Two iPad2™ units were used throughout the study, one by the supervisor and one by the therapists. Both iPad2™ units were equipped with Skype™. A laptop was also equipped with the Skype™ program for use by the supervisor if the iPad2™ was unavailable. A detachable webcam was used to transmit video feed between the laptop and the iPad2™. A flip video camera was used to covertly record Skype™ sessions and to calculate IOA. A camcorder and mount was used to record sessions.

Skype™ videoconferencing software is an efficient and cost-effective option. Skype™ is a widely used teleconference program and uses physical, technical, and administrative safeguards including encryption to protect user privacy. However, despite these safeguards, Skype™ is not Health Insurance Portability and Accountability Act (HIPAA) compliant. In the current study, the participants signed consent to use Skype™. Research participants and clients need to sign consent if Skype™ is going to be used. If Skype™ is not an option, there are other videoconference software programs available (Lee et al. 2015). Users may also consider limiting the types of practices when using Skype™ (Legal and Regulatory Affairs Staff 2014).

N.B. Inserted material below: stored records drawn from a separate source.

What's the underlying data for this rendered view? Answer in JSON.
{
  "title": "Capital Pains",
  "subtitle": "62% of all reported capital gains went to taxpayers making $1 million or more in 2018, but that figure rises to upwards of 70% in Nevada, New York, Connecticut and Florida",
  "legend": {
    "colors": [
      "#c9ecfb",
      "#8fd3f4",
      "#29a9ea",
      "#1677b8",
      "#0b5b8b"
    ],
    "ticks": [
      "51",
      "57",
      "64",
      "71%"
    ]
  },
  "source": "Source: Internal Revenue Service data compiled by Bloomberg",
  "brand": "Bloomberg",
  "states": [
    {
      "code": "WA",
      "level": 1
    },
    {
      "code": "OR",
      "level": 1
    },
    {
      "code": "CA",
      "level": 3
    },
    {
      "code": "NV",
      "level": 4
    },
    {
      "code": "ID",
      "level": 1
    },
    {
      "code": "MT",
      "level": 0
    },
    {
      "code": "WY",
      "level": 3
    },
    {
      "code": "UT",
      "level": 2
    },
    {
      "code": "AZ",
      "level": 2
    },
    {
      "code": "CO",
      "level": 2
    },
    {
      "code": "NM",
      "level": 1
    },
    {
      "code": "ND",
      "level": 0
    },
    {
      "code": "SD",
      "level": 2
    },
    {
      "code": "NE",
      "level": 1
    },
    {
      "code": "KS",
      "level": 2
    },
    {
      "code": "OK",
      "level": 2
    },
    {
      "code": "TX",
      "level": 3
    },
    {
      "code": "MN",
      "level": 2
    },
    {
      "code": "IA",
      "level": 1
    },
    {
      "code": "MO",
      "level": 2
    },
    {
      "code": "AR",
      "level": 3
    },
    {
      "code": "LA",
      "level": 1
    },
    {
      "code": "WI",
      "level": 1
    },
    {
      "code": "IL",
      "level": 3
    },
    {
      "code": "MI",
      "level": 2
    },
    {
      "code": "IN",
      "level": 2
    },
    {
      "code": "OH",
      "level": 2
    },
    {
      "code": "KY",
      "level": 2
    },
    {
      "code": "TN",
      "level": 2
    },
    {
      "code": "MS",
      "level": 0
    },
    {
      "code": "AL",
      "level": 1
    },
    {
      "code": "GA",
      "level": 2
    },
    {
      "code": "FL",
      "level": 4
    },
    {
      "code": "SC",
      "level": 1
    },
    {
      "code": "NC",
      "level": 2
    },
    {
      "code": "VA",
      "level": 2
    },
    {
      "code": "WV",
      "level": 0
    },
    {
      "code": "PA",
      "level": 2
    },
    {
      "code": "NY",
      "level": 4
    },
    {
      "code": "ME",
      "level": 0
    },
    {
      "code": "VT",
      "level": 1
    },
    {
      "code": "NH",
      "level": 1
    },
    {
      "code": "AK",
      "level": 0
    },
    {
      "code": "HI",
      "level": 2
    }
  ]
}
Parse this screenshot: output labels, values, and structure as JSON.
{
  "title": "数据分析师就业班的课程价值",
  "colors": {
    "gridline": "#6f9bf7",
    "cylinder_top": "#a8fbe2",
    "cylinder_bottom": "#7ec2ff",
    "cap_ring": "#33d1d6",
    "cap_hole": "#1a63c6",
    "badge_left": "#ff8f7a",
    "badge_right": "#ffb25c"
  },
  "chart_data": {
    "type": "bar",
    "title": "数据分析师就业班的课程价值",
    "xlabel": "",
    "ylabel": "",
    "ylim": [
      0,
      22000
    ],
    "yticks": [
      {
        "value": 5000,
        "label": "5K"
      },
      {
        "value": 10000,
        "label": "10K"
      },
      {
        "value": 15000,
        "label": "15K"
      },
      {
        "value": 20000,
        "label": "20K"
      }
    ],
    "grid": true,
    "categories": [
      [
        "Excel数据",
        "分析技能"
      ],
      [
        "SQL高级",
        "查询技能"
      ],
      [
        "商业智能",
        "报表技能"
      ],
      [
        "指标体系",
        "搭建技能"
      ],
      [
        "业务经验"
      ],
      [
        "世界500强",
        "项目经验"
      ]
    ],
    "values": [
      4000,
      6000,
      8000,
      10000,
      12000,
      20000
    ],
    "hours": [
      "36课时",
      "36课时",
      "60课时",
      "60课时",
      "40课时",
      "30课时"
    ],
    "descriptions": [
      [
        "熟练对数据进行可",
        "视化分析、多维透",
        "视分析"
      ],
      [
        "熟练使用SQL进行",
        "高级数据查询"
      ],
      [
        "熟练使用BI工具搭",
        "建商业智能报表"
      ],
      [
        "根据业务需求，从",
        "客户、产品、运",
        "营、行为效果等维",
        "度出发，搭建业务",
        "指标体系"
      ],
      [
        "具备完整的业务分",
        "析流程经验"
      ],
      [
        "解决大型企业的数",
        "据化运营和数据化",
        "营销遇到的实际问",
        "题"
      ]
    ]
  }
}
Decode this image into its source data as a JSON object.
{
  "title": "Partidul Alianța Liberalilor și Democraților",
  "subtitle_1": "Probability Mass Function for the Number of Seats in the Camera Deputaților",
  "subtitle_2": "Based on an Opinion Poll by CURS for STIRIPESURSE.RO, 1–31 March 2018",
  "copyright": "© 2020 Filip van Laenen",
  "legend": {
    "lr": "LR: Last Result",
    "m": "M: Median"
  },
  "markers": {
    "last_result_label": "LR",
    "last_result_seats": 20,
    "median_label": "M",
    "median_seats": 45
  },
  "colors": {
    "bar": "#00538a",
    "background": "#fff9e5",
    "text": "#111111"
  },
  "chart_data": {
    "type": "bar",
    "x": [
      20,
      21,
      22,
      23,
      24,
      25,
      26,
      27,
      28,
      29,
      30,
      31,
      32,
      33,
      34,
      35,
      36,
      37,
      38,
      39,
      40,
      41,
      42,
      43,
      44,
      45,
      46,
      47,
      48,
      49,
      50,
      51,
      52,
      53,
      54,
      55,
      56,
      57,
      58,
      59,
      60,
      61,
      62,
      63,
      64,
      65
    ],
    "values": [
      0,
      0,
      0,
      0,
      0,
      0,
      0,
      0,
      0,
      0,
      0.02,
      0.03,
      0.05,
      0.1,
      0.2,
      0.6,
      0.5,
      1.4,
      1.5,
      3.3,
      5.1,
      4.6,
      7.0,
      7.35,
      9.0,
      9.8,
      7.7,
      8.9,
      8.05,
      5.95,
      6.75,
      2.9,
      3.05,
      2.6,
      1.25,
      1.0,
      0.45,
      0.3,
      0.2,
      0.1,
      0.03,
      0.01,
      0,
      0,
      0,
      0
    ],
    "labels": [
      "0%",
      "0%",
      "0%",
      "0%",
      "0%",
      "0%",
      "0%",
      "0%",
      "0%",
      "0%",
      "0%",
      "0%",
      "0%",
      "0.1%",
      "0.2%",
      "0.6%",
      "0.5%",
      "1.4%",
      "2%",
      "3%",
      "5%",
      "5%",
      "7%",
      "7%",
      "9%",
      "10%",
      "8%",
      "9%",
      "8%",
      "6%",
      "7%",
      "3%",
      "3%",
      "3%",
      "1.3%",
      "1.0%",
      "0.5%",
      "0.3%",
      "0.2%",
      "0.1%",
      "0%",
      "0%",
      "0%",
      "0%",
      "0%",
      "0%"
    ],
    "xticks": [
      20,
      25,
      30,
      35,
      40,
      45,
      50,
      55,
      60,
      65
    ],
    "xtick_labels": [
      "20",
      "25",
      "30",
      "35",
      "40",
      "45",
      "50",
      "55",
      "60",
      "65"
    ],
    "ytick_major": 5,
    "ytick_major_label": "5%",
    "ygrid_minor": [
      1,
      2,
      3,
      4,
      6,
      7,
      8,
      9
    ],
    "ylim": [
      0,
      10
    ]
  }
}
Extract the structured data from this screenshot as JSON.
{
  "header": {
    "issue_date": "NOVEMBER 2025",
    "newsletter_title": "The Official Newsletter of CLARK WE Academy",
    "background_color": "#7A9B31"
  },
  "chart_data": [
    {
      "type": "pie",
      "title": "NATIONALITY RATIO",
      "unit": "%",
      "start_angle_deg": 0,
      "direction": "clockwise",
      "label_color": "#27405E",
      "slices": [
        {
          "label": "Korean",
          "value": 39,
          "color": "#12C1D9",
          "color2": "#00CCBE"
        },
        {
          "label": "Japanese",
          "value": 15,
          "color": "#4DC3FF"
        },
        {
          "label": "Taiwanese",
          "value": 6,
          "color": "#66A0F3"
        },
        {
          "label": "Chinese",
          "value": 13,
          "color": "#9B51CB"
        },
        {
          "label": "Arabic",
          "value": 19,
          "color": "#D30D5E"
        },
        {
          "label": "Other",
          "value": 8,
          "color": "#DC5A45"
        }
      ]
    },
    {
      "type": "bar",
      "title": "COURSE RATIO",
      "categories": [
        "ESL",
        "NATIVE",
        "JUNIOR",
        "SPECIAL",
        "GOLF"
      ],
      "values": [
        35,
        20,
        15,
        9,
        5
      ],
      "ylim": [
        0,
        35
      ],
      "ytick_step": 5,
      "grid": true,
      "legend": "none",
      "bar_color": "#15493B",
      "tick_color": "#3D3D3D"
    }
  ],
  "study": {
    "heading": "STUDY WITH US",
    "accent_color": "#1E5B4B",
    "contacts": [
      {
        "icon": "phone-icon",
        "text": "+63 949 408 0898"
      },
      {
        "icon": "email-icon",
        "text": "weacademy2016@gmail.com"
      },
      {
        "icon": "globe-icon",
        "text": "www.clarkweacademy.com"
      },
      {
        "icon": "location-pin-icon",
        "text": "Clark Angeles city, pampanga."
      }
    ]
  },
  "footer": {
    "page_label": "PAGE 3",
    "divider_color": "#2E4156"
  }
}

The study employed a multiple baseline across participants design with an embedded multi-element design. Therapist treatment integrity of the error-correction procedure was the primary dependent variable. Therapists implemented an error-correction procedure, which included 17 steps for motor responses (e.g., receptive identification) and 12 steps for verbal responses (e.g., answering questions). It was a most-to-least prompting procedure that was presented consistently as described below. Error-correction for the motor responses included the following: (1) present discriminative stimulus (SD), (2) physical prompt, (3) verbal praise, (4) repositioning materials, (5) present SD, (6) modeling response, (7) verbal praise, (8) repositioning materials, (9) present SD, (10) gesture prompt, (11) verbal praise, (12) repositioning materials, (13) present SD, (14 and 15) two maintenance trials (mastered tasks), (16) present SD, and (17) tangible reinforcer for correct responses.

The error-correction procedure for verbal responses included the following: (1) present SD, (2) full verbal prompt, (3) verbal praise, (4) present SD, (5) partial verbal prompt, (6) verbal praise, (7) present SD with opportunity to answer independently, (8) verbal praise, (9 and 10) two maintenance trials, (11) present SD, and (12) tangible reinforcer for correct responses. Data were collected on the first four motor and first four verbal error-correction procedure trials of the observation. If corrective feedback was provided for a step in the error-correction procedure, that step was counted incorrect. Data were recorded on a trial-by-trial basis with each trial yielding a percentage for the number of steps implemented correctly out of the total number of steps of the error-correction procedure. Interobserver agreement was calculated for 33 % of all conditions. The agreement was 93 % (range 86–100 %) for Elizabeth, 92 % (range 84–98 %) for Minnie, and 94 % (range 88–100 %) for Michelle.